Kamara’s 14 offensive touches in the first half Sunday were the most of his career, according to ESPN Stats & Information. And that doesn’t include two other big plays nullified by penalties.
He finished with 13 carries for 75 yards and 10 catches for 47 yards. And he also returned three punts for 32 yards while filling in for the injured Deonte Harris.
That kind of workload is not necessarily a sign of things to come for Kamara.
Payton has stressed he likes the idea of keeping Kamara on a “pitch count” to keep him fresh for the long haul -- a philosophy that shouldn’t change much after Kamara was out because of knee and ankle injuries from Weeks 7-8. And once again, Payton commended fellow running back Latavius Murray on Monday and said both backs “are gonna be very involved in what we do."
But the Saints do understand the value of feeding Kamara when they need him.
Often that comes at the end of games when the Saints are in catch-up mode. In this case, it came at the beginning of a game when New Orleans was in makeup mode from the week before.
“Certainly, absolutely, there’s a lot of versatility there [with Kamara as a runner and receiver],” Payton said when asked if Kamara is a great option to get an offense going.

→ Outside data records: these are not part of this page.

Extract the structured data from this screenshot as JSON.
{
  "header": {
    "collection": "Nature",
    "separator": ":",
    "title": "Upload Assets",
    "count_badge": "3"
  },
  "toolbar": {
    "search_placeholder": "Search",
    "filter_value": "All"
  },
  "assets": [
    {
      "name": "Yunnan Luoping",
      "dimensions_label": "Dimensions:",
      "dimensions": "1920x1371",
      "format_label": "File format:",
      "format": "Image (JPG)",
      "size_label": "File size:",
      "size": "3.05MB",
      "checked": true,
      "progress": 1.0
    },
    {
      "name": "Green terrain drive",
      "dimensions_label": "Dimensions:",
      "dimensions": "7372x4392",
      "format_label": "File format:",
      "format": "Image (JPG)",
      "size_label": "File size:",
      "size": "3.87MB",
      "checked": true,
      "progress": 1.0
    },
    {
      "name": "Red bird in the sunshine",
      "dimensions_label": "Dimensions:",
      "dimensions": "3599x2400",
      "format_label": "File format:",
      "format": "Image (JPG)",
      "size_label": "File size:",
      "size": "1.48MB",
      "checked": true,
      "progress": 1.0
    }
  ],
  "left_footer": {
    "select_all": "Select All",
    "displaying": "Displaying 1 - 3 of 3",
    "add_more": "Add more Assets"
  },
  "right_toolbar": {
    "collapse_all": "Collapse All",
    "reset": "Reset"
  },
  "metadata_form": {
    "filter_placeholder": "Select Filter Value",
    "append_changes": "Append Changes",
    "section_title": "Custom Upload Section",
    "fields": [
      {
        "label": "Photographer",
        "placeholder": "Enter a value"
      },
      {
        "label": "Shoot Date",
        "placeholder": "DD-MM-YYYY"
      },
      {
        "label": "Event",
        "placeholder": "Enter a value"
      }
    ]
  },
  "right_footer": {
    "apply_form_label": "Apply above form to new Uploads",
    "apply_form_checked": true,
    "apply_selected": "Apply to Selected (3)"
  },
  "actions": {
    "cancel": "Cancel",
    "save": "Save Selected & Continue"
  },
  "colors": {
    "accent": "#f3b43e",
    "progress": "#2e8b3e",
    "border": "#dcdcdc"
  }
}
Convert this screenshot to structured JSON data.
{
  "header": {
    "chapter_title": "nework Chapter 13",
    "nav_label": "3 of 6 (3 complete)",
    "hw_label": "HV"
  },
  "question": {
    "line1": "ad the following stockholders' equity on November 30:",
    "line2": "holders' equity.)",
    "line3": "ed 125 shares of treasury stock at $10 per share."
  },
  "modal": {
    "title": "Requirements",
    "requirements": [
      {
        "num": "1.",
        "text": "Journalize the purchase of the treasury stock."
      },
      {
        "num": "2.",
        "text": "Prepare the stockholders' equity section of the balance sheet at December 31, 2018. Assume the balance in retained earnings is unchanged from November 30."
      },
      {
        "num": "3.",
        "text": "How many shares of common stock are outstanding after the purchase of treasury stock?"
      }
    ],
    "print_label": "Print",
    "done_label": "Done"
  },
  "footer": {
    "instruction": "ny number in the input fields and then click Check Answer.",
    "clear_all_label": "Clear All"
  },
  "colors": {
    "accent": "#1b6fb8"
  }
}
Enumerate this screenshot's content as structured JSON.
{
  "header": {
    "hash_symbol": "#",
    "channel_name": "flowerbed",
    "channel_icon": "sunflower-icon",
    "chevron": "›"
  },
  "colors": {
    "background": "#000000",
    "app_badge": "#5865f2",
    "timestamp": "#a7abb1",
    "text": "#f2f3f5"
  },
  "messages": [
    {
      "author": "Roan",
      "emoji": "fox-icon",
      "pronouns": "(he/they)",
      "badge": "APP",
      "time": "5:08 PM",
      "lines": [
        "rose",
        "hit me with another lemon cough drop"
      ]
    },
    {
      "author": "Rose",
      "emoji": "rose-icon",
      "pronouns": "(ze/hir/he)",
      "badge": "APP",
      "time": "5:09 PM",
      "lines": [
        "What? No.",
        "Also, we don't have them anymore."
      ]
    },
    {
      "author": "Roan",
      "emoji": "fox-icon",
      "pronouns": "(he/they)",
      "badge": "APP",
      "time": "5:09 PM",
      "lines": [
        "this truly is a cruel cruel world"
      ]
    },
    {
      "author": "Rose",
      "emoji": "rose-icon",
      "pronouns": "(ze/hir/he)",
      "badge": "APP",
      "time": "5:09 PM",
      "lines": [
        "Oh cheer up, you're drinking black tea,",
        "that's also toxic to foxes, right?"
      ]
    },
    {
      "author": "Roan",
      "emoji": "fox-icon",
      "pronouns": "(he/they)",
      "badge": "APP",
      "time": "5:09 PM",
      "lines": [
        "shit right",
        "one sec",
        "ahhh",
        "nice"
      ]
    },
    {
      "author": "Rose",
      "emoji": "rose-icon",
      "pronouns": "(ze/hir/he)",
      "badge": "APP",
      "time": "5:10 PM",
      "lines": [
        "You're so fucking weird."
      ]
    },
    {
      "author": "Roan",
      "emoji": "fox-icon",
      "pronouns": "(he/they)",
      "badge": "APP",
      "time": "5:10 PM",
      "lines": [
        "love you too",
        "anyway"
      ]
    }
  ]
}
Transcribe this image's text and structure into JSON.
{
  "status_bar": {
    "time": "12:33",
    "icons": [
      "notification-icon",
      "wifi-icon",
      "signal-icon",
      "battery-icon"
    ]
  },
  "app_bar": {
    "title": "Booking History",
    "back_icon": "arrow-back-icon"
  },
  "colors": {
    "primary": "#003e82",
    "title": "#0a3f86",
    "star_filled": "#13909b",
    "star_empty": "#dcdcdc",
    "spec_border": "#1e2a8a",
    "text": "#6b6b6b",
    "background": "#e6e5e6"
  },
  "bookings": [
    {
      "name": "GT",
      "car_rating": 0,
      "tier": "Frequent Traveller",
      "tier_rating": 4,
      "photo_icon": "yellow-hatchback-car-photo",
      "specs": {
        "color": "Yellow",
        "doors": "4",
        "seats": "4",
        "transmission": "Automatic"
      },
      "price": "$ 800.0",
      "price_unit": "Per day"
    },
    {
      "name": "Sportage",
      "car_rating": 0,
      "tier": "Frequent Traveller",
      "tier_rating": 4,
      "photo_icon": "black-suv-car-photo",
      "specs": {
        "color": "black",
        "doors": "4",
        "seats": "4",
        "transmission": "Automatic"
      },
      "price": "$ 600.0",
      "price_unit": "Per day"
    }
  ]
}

And when asked if he thinks Kamara looked healthy and fast and back to his usual self, Payton said, “I thought he played well. Absolutely.”
Kamara also said he feels as close to 100 percent as a player can at this stage of this season.
“I mean, I was good last week [too],” said Kamara, who returned to the Saints’ lineup after the Week 9 bye, but had four carries for 24 yards and eight catches for 50 yards in the loss to Atlanta while New Orleans repeatedly had drives stalled by sacks and penalties.
When asked if he knew Sunday would be a heavy workload day for him, Kamara said, “I just do what I do. If it’s heavy, it’s whatever. If it’s not, whatever. We won.”
That answer was pretty typical of Kamara’s approach to his playing time. He was more than happy to take on a major workload during Mark Ingram’s four-game suspension at the start of the 2018 season. But he has also never complained about splitting time with Ingram or Murray.
The Saints do still need to find more ways to get Kamara into the end zone, however.
He stunningly has two touchdowns this season after scoring 14 as a rookie in 2017 and 18 last year. And the entire offense, from Payton to Kamara to Drew Brees and Michael Thomas, all talked about how they still felt like they had left "too much meat on the bone" after Sunday’s win at Tampa Bay.
The holding penalty against Saints tight end Jared Cook that nullified Kamara’s potential 4-yard touchdown run in the first quarter was a lingering issue.
The Saints have scored on 22% of their first-quarter trips inside the red zone this year. And they rank second in the NFL with 15 offensive penalties in the first quarter.
"Self-inflicted wounds, unforced errors. We gotta clean that up,” Brees said. “If we want to be as good as I think we can be, we’ve gotta be better in that area."